İkinci yarı daha çok karşılıklı basketlerle geçildi. Bir ara Obradovic çok değişik bir beş ile sahada kaldı. Bogdan 1, Datome 2, Kalinic 3, Barış 4, Vesely 5. Benim bugüne kadar gördüğüm en uzun beş 🙂 Hücumda tıkanmasını bekleyip, hepsi çabuk ayaklı uzun oyuncular olduğu için savunmada daha rahat olmasını beklenecek bu takım Mehmet Yağmur’dan arka arkaya iki turnike yedi. Üçüncüsünü de atıyordu ki şükür Bogdan blokladı.
O veya bu şekilde, sahada bazen o oluyor, bazen bu. Oyun bazen kopuyor, bazen savunma bazen hücum öne çıkıyor, bazen biri yıldız oluyor bazen öbürü. Tek konu var net olan, bu takım izleyene güven veriyor. Ne olursa olsun bir şekilde galip geliriz diye düşünüyor herkes. Özellikle Ülker Arena’da.

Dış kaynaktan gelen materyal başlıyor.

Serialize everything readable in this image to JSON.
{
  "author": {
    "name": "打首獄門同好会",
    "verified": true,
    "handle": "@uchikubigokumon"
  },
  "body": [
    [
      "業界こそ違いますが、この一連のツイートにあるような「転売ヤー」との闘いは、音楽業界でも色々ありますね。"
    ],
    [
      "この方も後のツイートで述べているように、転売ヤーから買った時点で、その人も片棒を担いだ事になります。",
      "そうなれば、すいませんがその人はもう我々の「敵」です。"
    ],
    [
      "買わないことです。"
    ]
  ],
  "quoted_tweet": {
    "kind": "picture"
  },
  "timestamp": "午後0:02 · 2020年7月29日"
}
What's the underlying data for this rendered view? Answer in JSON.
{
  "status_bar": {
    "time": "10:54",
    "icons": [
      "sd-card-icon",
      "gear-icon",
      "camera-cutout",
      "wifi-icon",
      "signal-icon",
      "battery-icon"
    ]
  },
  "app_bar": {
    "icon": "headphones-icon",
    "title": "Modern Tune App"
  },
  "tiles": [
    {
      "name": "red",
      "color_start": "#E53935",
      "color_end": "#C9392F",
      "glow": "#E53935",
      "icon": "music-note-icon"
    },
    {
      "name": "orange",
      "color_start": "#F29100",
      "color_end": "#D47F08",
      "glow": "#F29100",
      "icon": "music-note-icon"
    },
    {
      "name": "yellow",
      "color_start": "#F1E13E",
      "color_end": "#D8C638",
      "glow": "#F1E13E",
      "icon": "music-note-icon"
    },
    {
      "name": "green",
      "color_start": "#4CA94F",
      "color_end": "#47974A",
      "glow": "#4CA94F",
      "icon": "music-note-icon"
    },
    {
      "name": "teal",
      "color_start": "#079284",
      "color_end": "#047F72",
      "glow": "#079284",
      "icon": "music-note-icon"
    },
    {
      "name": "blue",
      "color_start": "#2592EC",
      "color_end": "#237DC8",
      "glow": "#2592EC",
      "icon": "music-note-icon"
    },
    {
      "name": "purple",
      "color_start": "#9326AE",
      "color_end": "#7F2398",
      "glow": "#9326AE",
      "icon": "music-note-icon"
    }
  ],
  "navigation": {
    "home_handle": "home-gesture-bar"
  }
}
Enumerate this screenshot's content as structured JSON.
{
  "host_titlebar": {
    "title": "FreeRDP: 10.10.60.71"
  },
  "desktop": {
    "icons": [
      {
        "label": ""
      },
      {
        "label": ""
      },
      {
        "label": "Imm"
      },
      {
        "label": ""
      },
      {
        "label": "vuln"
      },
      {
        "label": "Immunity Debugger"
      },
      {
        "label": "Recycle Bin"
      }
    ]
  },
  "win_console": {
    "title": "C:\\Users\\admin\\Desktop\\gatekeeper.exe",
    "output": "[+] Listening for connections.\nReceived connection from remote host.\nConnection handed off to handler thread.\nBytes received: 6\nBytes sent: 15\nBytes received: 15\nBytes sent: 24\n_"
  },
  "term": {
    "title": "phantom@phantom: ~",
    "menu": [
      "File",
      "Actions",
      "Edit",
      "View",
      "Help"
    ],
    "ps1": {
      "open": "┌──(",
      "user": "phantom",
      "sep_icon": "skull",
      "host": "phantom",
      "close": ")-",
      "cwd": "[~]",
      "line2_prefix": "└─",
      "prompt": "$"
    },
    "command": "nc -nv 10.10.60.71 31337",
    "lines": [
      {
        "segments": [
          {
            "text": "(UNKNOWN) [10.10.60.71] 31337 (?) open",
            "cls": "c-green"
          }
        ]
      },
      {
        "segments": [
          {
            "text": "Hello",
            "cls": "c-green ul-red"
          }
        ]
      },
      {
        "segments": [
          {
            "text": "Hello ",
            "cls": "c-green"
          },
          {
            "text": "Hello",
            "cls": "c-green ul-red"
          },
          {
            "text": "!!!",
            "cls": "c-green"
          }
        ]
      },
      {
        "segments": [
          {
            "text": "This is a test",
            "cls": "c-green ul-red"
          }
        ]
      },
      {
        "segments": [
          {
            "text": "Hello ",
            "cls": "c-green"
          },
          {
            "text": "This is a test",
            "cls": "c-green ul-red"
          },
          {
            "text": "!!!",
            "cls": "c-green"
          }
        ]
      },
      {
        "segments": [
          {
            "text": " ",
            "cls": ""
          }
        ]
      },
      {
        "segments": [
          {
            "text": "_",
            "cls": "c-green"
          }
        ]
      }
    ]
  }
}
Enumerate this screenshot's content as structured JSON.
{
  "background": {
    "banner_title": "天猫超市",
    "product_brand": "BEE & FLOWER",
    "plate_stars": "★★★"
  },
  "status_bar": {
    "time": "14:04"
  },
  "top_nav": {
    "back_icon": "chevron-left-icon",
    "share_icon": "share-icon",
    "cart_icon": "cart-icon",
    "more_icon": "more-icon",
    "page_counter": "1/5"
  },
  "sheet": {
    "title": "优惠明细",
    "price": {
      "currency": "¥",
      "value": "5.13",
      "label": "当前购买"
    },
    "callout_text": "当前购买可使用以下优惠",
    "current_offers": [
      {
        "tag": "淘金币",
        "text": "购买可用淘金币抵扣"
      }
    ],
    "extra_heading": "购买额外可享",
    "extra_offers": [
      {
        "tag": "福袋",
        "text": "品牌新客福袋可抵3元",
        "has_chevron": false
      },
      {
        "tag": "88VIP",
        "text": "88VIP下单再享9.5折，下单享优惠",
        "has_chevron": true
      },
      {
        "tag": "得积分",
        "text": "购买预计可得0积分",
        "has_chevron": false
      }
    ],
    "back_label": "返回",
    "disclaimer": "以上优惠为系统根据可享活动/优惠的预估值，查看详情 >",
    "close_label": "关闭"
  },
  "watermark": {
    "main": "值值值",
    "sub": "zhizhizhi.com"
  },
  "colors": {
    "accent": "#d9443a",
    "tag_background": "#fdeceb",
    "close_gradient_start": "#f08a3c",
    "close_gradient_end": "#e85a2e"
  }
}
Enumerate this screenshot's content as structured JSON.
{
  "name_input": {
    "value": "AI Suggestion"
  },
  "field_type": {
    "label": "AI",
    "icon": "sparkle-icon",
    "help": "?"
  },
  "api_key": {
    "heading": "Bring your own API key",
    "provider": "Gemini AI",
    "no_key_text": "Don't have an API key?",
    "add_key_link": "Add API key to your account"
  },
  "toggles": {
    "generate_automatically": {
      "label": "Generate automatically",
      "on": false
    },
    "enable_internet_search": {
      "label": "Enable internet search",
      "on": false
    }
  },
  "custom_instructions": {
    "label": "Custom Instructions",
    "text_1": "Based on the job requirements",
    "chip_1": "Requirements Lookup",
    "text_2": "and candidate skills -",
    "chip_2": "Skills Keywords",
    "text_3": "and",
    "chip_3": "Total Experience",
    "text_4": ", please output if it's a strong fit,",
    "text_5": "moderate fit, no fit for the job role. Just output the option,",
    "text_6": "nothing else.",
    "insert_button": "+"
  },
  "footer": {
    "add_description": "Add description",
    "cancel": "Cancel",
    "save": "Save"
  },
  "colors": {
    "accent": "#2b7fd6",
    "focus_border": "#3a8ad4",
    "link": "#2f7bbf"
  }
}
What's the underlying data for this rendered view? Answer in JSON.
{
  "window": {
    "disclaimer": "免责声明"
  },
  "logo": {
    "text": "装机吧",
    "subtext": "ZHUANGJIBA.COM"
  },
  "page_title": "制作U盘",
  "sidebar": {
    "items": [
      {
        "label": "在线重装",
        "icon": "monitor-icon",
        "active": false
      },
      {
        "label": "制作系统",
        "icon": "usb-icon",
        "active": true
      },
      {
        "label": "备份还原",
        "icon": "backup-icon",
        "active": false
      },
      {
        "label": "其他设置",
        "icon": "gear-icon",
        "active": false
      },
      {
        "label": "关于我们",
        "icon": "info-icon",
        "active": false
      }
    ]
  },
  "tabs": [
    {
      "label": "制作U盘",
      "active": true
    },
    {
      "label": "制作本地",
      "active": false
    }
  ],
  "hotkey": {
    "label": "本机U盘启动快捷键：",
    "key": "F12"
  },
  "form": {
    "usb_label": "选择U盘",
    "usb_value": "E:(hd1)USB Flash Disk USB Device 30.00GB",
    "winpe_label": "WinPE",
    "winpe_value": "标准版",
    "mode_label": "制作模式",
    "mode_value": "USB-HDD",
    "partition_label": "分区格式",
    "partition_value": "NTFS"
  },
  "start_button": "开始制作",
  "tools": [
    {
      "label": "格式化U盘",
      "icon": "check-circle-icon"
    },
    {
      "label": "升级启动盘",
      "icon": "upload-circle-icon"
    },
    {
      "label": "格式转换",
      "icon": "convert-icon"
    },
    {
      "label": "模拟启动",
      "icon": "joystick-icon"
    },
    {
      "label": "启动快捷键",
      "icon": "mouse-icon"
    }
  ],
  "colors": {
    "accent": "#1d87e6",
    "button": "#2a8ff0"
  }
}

Dünkü maçın istatistiklerine bakınca çok ilginç bir şey daha çıkıyor ortaya. Geçen sene büyük sıkıntı olan serbest atışlar dünkü maçın galibiyet anahtarı idi. 2 ve 3 sayılık atışlarda neredeyse birbirine çok yakın dereceler varken, maçın farkı bizim 12-14 attığımız serbest atışlara Daçka’nın 3-10 ile cevap verememesi idi. Maçın bütün istatistikleri birbirinden çok farklı değilken tek fark serbest atışlarda oluştu ve maçın bize dönmesine neden oldu. Bunun altını çizerken şunu da ilave etmek lazım ki, bu sonuç dün akşamın sonucu idi, yarın başka bir şekilde yeneriz rakibimizi 🙂
Şimdi artık tamamen arkamızı yaslanıp rakibi bekleme zamanı. Hem ruhsal hem fiziksel dinlenme , iyileşme zamanı. 3 Maç kaldı Top16’nın sonuna. Sonuçlar ne olursa olsun sıralamamız değişmeyecek. 14 maçlık Top16 serilerinde sadece 2 galibiyet aldığımız günlerden 3 maç kala liderliği garantilediğimiz günlere geldik. Bir kere daha teşekkürler OBRADOVIC.
Son bir yorum karşı grupla ilgili. Sanırım son 3 hafta orası tamamen yangın yerine dönecek. Bu akşam büyük ihtimalle Oly bir galibiyet daha alacak ve grupta tam 6 takım son haftaya kadar sıralamada yer değiştirecek. Hiç hesap yapmayın, hiç uğraşmayın boş yere. Son hafta son düdüğe kadar bence rakibimiz belli olmayacak. Hiç önemli değil, siz rahatça maçları seyredip liderliğin keyfini sürmeye bakın.
Kariyerlerindeki en pırıltılı günlerin hatırası ile yüklü salonda tekrar bulunmanın hüznünü taşıyan oyuncular da barındıran amaçsız bir ekip karşısında takımımız FB’nin iyi niyetli (gayretli) mücadelesiydi aslında dün akşamın özeti.
Keşke gruptaki son 4 maçımızı böylesi amaçsız rakiplere karşı oynamıyor olsaydık.
Umarım rehavete kapılıp çeyrek final maçlarında tatsız sürpriz yaşamayız.